For Routed interfaces, you can optionally set the following values on the Basic page:

  • To enforce the use of Modified EUI-64 format interface identifiers in IPv6 addresses on a local link, check the Enforce EUI-64 check box.

  • To manually set the link-local address, enter an address in the Link-Local address field.

    A link-local address should start with FE8, FE9, FEA, or FEB, for example fe80::20d:88ff:feee:6a82. If you do not want to configure a global address, and only need to configure a link-local address, you have the option of manually defining the link-local address. Note that we recommend automatically assigning the link-local address based on the Modified EUI-64 format. For example, if other devices enforce the use of the Modified EUI-64 format, then a manually-assigned link-local address may cause packets to be dropped.

    Clustering does not support manual link-local addresses.

Step 7

For Routed interfaces, you can optionally set the following values on the DHCP page:

  • Check the Enable DHCP for address config check box to set the Managed Address Config flag in the IPv6 router advertisement packet.

    This flag in IPv6 router advertisements informs IPv6 autoconfiguration clients that they should use DHCPv6 to obtain addresses, in addition to the derived stateless autoconfiguration address.

  • Check the Enable DHCP for non-address config check box to set the Other Address Config flag in the IPv6 router advertisement packet.

    This flag in IPv6 router advertisements informs IPv6 autoconfiguration clients that they should use DHCPv6 to obtain additional information from DHCPv6, such as the DNS server address.
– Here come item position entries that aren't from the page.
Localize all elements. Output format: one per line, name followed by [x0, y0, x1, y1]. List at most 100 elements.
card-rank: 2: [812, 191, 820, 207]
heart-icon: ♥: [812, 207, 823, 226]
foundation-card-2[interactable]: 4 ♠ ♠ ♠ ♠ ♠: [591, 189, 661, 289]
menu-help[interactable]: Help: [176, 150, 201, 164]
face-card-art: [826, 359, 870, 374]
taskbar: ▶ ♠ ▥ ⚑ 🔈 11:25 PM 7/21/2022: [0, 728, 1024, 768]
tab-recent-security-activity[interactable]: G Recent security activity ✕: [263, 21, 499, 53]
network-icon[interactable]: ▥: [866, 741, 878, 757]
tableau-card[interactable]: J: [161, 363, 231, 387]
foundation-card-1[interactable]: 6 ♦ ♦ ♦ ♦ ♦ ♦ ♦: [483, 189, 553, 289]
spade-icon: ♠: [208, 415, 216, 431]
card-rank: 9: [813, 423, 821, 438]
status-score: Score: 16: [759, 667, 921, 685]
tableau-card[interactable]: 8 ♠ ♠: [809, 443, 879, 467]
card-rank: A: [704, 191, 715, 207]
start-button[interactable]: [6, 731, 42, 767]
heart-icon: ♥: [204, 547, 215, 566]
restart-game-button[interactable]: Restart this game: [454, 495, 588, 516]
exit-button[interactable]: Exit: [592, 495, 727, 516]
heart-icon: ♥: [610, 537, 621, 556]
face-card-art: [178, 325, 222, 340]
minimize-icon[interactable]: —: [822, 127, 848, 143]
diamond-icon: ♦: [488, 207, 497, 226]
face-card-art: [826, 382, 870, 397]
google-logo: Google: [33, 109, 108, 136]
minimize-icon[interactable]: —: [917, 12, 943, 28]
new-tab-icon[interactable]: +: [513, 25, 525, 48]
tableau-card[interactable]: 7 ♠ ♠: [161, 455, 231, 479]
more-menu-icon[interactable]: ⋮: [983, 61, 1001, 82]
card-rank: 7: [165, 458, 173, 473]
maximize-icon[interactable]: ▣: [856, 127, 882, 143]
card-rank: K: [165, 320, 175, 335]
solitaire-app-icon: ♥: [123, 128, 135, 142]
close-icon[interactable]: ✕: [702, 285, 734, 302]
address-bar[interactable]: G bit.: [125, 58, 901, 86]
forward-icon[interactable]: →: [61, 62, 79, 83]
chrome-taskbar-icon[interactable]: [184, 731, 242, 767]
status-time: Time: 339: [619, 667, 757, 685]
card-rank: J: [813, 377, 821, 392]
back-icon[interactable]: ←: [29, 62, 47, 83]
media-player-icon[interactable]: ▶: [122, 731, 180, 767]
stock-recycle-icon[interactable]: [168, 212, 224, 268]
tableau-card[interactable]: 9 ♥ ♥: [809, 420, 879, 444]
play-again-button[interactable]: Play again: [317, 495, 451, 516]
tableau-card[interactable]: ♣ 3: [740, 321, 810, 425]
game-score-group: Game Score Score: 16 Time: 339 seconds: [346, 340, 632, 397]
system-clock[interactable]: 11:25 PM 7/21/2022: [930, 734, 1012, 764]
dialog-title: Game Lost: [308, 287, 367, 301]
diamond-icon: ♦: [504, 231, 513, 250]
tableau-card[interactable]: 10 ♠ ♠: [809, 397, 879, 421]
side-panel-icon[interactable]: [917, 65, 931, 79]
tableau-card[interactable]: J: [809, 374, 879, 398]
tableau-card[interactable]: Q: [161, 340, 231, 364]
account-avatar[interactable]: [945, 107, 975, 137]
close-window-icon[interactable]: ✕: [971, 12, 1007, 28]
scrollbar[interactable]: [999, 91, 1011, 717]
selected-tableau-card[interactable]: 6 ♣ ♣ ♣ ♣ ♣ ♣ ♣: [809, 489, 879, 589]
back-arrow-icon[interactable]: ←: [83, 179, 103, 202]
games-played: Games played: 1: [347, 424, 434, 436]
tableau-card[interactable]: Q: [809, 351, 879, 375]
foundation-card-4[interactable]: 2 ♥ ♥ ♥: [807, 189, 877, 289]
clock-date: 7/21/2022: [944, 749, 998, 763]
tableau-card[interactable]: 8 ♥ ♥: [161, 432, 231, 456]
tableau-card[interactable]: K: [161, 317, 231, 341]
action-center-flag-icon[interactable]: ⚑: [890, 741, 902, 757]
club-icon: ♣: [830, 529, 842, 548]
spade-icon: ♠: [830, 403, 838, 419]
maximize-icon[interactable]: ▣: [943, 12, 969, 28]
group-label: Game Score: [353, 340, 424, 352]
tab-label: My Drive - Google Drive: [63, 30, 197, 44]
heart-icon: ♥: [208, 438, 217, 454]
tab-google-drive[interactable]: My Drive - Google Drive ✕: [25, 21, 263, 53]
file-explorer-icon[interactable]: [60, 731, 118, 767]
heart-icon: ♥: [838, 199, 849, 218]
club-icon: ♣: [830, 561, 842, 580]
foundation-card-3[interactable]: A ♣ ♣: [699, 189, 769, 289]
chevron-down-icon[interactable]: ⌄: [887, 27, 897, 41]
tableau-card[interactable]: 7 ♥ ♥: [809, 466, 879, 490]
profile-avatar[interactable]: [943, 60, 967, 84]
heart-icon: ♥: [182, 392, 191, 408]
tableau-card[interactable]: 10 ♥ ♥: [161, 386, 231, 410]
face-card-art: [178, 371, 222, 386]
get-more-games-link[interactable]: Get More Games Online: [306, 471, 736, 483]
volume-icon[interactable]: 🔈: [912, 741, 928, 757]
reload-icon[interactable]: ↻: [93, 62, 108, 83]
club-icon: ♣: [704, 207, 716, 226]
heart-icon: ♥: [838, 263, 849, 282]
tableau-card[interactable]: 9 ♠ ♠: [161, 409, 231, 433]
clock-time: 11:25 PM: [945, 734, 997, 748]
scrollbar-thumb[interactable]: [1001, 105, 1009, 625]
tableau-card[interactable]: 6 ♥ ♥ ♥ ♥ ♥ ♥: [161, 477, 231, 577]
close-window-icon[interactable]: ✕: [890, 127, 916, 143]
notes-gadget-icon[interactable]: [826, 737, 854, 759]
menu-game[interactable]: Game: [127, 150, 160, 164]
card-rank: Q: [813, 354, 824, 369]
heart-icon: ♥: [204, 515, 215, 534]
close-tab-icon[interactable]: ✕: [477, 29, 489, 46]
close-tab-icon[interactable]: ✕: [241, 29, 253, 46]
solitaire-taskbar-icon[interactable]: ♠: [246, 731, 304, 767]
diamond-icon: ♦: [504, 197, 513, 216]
Use this option when using the DHCPv6 stateless server with DHCPv6 prefix delegation.

Step 8

For Routed interfaces, see Configure IPv6 Neighbor Discovery to configure settings on the Prefixes and Settings pages. For BVI interfaces, see the following parameters on the Settings page:

  • DAD attempts—The maximum number of DAD attempts, between 1 and 600. Set the value to 0 to disable duplicate address detection (DAD) processing. This setting configures the number of consecutive neighbor solicitation messages that are sent on an interface while DAD is performed on IPv6 addresses. 1 attempt is the default.
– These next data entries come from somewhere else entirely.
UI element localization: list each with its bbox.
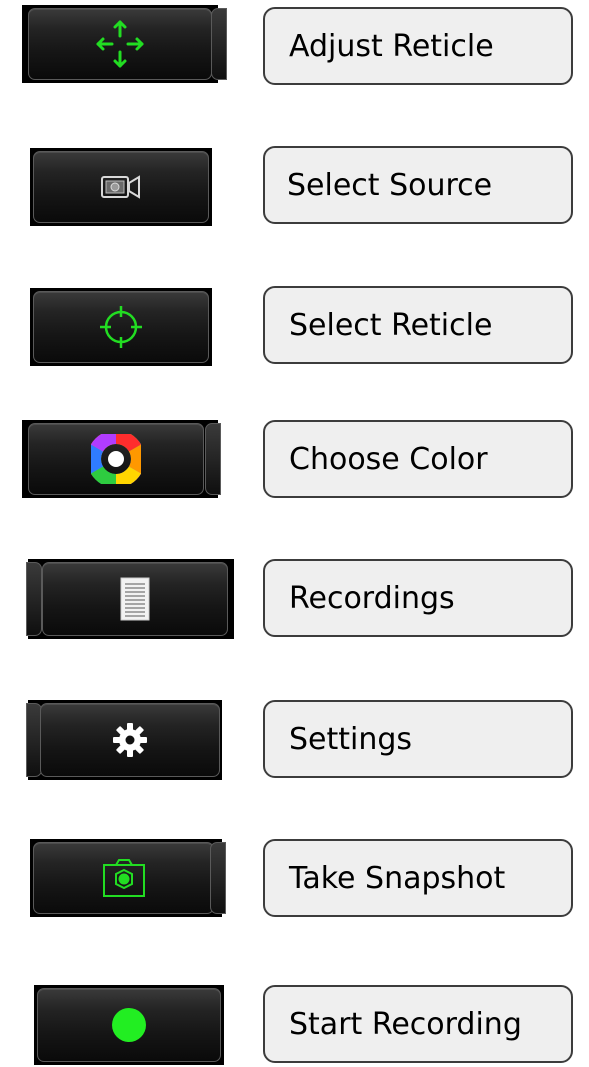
choose-color-button[interactable] (28, 423, 204, 495)
select-source-button[interactable] (33, 151, 209, 223)
adjust-reticle-button[interactable] (28, 8, 212, 80)
label-select-source: Select Source (263, 146, 573, 224)
toolbar-strip-select-source (30, 148, 212, 226)
toolbar-strip-settings (26, 700, 222, 780)
video-camera-icon (99, 172, 143, 202)
crosshair-icon (98, 304, 144, 350)
select-reticle-button[interactable] (33, 291, 209, 363)
gear-icon (111, 721, 149, 759)
start-recording-button[interactable] (37, 988, 221, 1062)
label-start-recording: Start Recording (263, 985, 573, 1063)
adjacent-button-edge (26, 562, 42, 636)
toolbar-strip-take-snapshot (30, 839, 226, 917)
label-take-snapshot: Take Snapshot (263, 839, 573, 917)
label-choose-color: Choose Color (263, 420, 573, 498)
adjacent-button-edge (205, 423, 221, 495)
settings-button[interactable] (40, 703, 220, 777)
label-adjust-reticle: Adjust Reticle (263, 7, 573, 85)
move-arrows-icon (92, 16, 148, 72)
recordings-button[interactable] (42, 562, 228, 636)
adjacent-button-edge (210, 842, 226, 914)
camera-icon (101, 857, 147, 899)
toolbar-strip-adjust-reticle (22, 5, 227, 83)
adjacent-button-edge (211, 8, 227, 80)
label-recordings: Recordings (263, 559, 573, 637)
document-list-icon (120, 577, 150, 621)
color-wheel-icon (91, 434, 141, 484)
label-select-reticle: Select Reticle (263, 286, 573, 364)
toolbar-strip-recordings (26, 559, 234, 639)
record-dot-icon (109, 1005, 149, 1045)
toolbar-strip-choose-color (22, 420, 221, 498)
take-snapshot-button[interactable] (33, 842, 214, 914)
toolbar-strip-start-recording (34, 985, 224, 1065)
toolbar-strip-select-reticle (30, 288, 212, 366)
label-settings: Settings (263, 700, 573, 778)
  • NS Interval—The interval between IPv6 neighbor solicitation retransmissions on an interface, between 1000 and 3600000 ms. The default value is 1000 ms.
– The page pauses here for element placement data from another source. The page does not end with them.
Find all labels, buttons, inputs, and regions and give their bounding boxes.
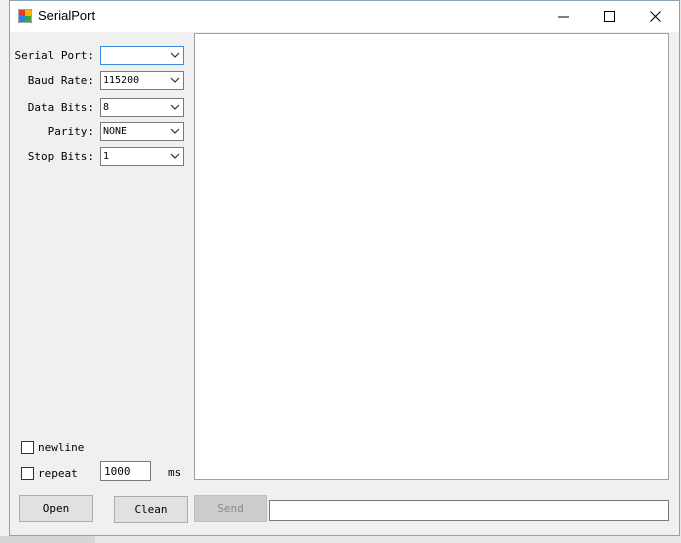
data-bits-value: 8 [103, 102, 110, 113]
repeat-interval-value: 1000 [104, 465, 131, 478]
window-title: SerialPort [38, 8, 96, 23]
send-button[interactable]: Send [194, 495, 267, 522]
repeat-checkbox[interactable] [21, 467, 34, 480]
parity-combobox[interactable]: NONE [100, 122, 184, 141]
stop-bits-label: Stop Bits: [27, 150, 94, 163]
data-bits-combobox[interactable]: 8 [100, 98, 184, 117]
stop-bits-combobox[interactable]: 1 [100, 147, 184, 166]
repeat-label[interactable]: repeat [38, 467, 78, 480]
parity-value: NONE [103, 126, 128, 137]
background-taskbar-fragment [0, 536, 95, 543]
minimize-icon [558, 16, 569, 18]
close-button[interactable] [633, 1, 679, 32]
newline-label[interactable]: newline [38, 441, 84, 454]
serial-port-label: Serial Port: [14, 49, 94, 62]
serial-port-combobox[interactable] [100, 46, 184, 65]
maximize-icon [604, 11, 615, 22]
chevron-down-icon [170, 153, 180, 159]
background-window-strip [0, 0, 9, 543]
data-bits-label: Data Bits: [27, 101, 94, 114]
app-icon [18, 9, 32, 23]
repeat-unit-label: ms [168, 466, 182, 479]
open-button[interactable]: Open [19, 495, 93, 522]
serialport-window: SerialPort Serial Port: Baud Rate: 11520… [9, 0, 680, 536]
title-bar[interactable]: SerialPort [10, 1, 679, 32]
stop-bits-value: 1 [103, 151, 110, 162]
receive-textarea[interactable] [194, 33, 669, 480]
chevron-down-icon [170, 104, 180, 110]
maximize-button[interactable] [587, 1, 633, 32]
repeat-interval-input[interactable]: 1000 [100, 461, 151, 481]
baud-rate-label: Baud Rate: [27, 74, 94, 87]
newline-checkbox[interactable] [21, 441, 34, 454]
chevron-down-icon [170, 77, 180, 83]
clean-button[interactable]: Clean [114, 496, 188, 523]
minimize-button[interactable] [541, 1, 587, 32]
chevron-down-icon [170, 128, 180, 134]
close-icon [650, 11, 661, 22]
chevron-down-icon [170, 52, 180, 58]
parity-label: Parity: [47, 125, 94, 138]
baud-rate-value: 115200 [103, 75, 140, 86]
baud-rate-combobox[interactable]: 115200 [100, 71, 184, 90]
send-input[interactable] [269, 500, 669, 521]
  • Reachable Time—The amount of time that a remote IPv6 node is considered reachable after a reachability confirmation event has occurred, between 0 and 3600000 ms. The default value is 0 ms. When 0 is used for the value, the reachable time is sent as undetermined. It is up to the receiving devices to set and track the reachable time value. The neighbor reachable time enables detecting unavailable neighbors. Shorter configured times enable detecting unavailable neighbors more quickly, however, shorter times consume more IPv6 network bandwidth and processing resources in all IPv6 network devices. Very short configured times are not recommended in normal IPv6 operation.

Step 9

Click OK.

Step 10

Click Save.

You can now go to Deploy > Deployment and deploy the policy to assigned devices. The changes are not active until you deploy them.